“Don’t talk back to me, Luna. Not about this. Take your photography class if you want to, but do not see Lex Gorgon again, is that understood?”
“What if I say no?”
The silence that followed was the eye of the storm. I knew no matter what came next it would be chaos, an utter collapse of everything I knewbefore. But I was on a roll, tumbling down a slippery slope I could only hope ended in being a better me.
“Then you’re out of here,” Mom said finally, so soft and silken, her words like snakes in the grass coming for me.
Only, I wasn’t afraid of snakes anymore.
I’d faced Lex’s Timber rattlesnake, kissed the serpents on her thighs, and sucked a bruise onto the snake’s tongue that licked her carotid artery on the side of her neck.
“You’d kick me out for being friends with her?” I confirmed, trying to swallow down the surge of hurt like bile on the back of my tongue. “Are you serious, Mom? She’s just a girl.”
“She’s the devil,” she snapped, “and she’s trying to take me down!”
Ah, there it was.
The truth.
She wasn’t scared of what Lex would do to me, but her.
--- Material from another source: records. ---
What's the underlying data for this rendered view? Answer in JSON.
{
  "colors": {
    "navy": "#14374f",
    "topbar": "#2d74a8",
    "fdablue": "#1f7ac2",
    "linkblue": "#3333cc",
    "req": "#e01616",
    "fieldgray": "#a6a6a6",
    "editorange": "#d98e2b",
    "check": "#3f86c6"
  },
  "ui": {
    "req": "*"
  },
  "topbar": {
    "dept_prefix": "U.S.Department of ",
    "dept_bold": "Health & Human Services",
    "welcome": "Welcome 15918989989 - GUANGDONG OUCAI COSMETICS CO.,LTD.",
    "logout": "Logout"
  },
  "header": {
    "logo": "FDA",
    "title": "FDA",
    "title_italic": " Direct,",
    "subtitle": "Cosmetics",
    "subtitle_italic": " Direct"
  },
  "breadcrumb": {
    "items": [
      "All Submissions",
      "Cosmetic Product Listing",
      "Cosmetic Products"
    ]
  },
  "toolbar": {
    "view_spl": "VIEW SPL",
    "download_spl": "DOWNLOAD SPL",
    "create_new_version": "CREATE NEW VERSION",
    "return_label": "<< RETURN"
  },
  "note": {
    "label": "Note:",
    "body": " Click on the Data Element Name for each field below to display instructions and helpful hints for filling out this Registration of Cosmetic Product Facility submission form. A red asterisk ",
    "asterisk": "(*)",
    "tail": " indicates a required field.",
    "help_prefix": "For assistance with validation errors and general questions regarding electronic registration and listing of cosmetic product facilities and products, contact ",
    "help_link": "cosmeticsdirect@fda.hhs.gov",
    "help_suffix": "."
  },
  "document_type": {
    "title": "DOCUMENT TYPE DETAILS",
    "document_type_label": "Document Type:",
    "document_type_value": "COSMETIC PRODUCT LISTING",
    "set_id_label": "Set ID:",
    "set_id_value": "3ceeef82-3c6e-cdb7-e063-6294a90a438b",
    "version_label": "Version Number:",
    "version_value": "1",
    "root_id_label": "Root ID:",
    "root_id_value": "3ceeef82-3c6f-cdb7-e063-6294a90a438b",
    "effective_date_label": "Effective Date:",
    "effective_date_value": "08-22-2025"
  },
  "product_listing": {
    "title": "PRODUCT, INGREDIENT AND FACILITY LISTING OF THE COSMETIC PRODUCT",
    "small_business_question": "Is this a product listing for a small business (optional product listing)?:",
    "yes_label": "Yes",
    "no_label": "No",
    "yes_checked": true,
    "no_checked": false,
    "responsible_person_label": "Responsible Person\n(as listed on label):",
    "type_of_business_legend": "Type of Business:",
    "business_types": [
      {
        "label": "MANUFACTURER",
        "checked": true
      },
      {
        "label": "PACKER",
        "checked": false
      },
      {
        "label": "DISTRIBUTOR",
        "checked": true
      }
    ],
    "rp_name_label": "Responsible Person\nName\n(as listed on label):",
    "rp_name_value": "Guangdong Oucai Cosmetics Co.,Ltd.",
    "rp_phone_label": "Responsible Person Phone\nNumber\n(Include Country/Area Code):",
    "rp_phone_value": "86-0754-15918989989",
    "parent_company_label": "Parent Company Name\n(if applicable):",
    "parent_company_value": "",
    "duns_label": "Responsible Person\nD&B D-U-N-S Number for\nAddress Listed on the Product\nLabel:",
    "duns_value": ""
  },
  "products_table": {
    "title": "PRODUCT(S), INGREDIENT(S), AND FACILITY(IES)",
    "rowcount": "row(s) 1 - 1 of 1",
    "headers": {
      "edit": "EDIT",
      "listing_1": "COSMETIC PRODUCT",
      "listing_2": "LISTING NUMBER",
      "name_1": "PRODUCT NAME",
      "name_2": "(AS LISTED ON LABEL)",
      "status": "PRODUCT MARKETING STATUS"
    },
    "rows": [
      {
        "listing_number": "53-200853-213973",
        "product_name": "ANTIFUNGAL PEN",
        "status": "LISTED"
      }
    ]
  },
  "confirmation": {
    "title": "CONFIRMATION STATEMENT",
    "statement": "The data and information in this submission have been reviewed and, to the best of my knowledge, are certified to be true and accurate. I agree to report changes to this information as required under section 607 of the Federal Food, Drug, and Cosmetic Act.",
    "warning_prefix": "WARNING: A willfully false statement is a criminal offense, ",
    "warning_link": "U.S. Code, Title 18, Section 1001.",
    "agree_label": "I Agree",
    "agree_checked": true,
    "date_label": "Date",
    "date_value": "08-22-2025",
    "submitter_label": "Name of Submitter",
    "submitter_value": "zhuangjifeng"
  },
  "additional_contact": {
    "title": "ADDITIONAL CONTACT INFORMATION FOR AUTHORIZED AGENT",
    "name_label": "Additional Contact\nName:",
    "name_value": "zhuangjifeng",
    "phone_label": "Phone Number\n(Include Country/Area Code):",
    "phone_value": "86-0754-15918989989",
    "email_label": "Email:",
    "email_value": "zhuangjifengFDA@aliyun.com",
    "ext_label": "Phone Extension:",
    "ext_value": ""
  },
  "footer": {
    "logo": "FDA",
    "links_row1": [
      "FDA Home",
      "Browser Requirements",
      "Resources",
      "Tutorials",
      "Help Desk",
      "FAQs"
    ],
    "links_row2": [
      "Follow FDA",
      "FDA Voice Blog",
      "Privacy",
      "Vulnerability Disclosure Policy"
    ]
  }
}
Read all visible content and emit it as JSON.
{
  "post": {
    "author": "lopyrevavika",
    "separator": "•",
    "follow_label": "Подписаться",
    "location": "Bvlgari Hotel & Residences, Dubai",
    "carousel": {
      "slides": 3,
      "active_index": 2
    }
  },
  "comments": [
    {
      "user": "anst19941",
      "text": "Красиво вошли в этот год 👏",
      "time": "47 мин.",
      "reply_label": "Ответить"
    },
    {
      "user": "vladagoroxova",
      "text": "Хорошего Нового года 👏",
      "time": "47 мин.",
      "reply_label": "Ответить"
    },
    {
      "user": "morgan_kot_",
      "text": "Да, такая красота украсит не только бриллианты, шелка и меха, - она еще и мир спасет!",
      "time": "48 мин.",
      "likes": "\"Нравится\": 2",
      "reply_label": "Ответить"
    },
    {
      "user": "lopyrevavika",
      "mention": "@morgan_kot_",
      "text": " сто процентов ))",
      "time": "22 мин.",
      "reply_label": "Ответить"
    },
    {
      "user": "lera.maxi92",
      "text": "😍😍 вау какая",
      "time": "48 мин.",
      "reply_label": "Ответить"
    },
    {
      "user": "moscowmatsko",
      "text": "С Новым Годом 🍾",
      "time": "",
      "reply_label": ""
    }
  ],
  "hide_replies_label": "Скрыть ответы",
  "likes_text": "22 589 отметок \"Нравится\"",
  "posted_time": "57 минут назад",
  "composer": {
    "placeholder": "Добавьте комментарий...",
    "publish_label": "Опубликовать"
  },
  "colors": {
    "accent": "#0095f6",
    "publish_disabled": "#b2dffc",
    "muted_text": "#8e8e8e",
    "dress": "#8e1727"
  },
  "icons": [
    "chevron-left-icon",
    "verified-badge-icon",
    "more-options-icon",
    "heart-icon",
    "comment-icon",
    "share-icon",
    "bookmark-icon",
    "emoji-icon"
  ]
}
I’d always known Mom was selfish, but it was as obvious and unchangeable as the sun or the moon in the sky. I’d never thought to take umbrage with it, never thought about how unfair it was of her to put herself first again and again. We’d moved every few years growing up so she could take new jobs at universities across the country even though it meant making friends was difficult. I learned to cook when I was eight, so I could make dinners for us both when she got home late from work. She never went to my field hockey games even though she liked to brag about my awards, and she forced me to do mother/daughter photo shoots every year so she could add to the collection of faux domestic bliss on the table behind her desk in her office.
I was just a part of her illusion to having it all. Something meant to be seen, not heard like some throwback to children from the eighteen-hundreds or even the fifties.
Well, no fucking more.
“Don’t you think Lex has more things to worry about than whatever you think she’s after you for? She was attacked on campus, and she had the courage to return. How can you hate her for that?”
Mom opened her mouth to say something, then curled her lips under her teeth to stop herself.
Something ominous churned in my belly.
“Unless…you actually did something to warrant her anger,” I murmured.
Lex was filled with rage, I knew that. I thought most of it was directed at Professor Morgan, a little to men who thought they were above consent, and women who judged her for what had happened on Halloween as if it was her fault.
But…I remembered the ugly anger in Mom’s voice as she’d spoken about what happened to Lex and her conversation with Professor Morgan. Suddenly, it was all cast in a different light.
Mom had never been a dumb sheep blindly following the lead of others. She didn’t believe Morgan hadn’t raped Lex.
She knew he had.
And she was trying to cover it up because a scandal at Acheron while she was president would hurt her chances of achieving her dream of being president of Cambridge University.
The pain of the truth arrowed through me so sharply I lost my breath.
“You knew what he’d done,” I breathed, tears pooling in my eyes as I stared at the woman who’d given birth to me and realized she was a dangerously selfish creature. “You hushed it up so it wouldn’t affect your candidacy at Cambridge.”
Mom stared at me with cold eyes. “Don’t be ridiculous, Luna.”
“Don’t fucking gaslight me, Mom.”
“Language.”
“Fuck your language,” I shouted, stalking closer, so enraged I couldn’t see straight. “Are you serious right now? Did you know about the others too? About what Jerrod Ericht had done? And the Delta Alpha fraternity that was in the paper this morning?”
She stared at me thin-lipped, hands fisted at her sides.